Сейчас кроме Анны Аполлоновны и Марьюшки в доме никто не живет. Ненужные комнаты заколочены, там мрак от закрытых ставень, пыль, во мраке, окутанные паутиной, тихонько гниют старинные пузатые комоды и кровати шириной в сажень. В мягких диванах, под лохмотьями штофа, вьют себе гнезда мыши, голые мышатки пищат, как птенцы… Пахнет жутко — тлением, смертью и старинными духами, напоминающими ладан.
Анна Аполлоновна — внизу. Там у ней спальня, столовая, гостиная. В гостиной — дешевая карельская береза от Мюра — ее выписал покойный Ганс — и окантованные вырезки из журналов. Жизнь у Анны Аполлоновны похожа на окантовки эти — стекло, картон, клей, некуда податься… Утро — сад, позеленевшая скамья, роса, в книжке галантная французская любовь, — сухонькие руки листают пахучие страницы, от тугой зажимки пенснэ болит переносица… Обед рано. Варит его и подает Марьюшка. В столовой темновато, липы просовывают в окна гибкие ветви. Анна Аполлоновна вяло помешивает в тарелке ложкой, ворчит:
— Вечно ты, Марьюшка, пересолишь все. Не могу я этого супа есть, вот! Сама ешь…
— Ничего не пересолишь, — отвечает Марьюшка: — это вы, сударыня, капризничаете.
В жаркое попал длинный седой волос. Анна Аполлоновна тащит его долго, как нитку, голос у нее дрожит по-детски:
— А это… а это что?
Глаза набухают, около носа показываются слезинки. Марьюшка смущенно отворачивается, но не сдается.
— Что это вы на меня придумываете понапрасну, — говорит она: — и вовсе не мой это волос, сами, небось, обронили. Грешно вам, барыня!.. Врать-то.
Барыня не слушает, прижимает к лицу салфетку, мелкими шажками бежит в спальню — плакать. Марьюшка убирает со стола и громко говорит захлопнутой двери:
— Обиделись… Подумаешь, нагрубила! Подумаешь — волос в говядине… А если и волос? С этого не помрешь.
На дворе надтреснутый колокол созывает работников. Слышно, как перекликаются и хохочут девки. Листья на липах едва шевелятся. Солнце медленно проходит по комнатам и заворачивает за угол дома. Анна Аполлоновна, наплакавшись досыта, обтирает лицо одеколоном «Джиоконда», пудрит веки, садится к шифоньеру. Безбровое лицо загадочно улыбается с флакона, перо повизгивает по бумаге, роняет кляксы.

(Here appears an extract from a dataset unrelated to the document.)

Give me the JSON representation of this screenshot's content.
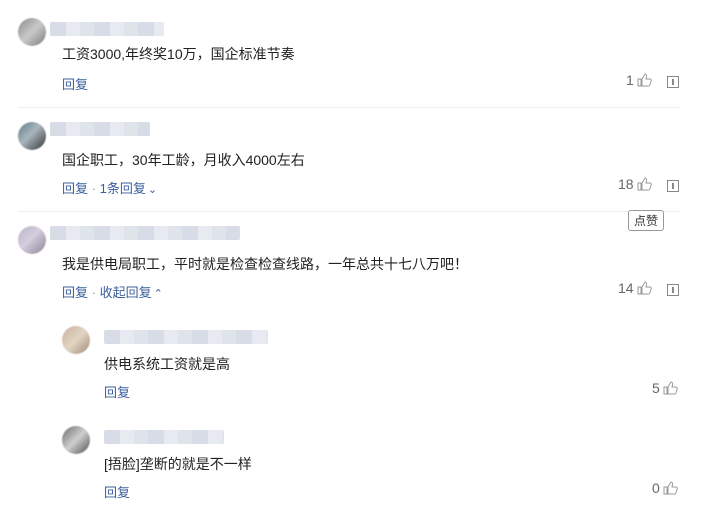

Опять в морщинках, поверх пудры, ползут слезы, Анна Аполлоновна сморкается, смачивает виски… Со двора доносится грохот телеги и злобный торопливый окрик:
— Тпррру, стой, стой, прокля… тпррру!
Серенький, атласный листик наполовину исписан. Перо, оставляя на нем следы жидких чернил, скрипит дальше:
Ветер процеживает сквозь грязный тюль гардин густые сизые сумерки, сумерки заливают спальню… Пора зажигать огонь.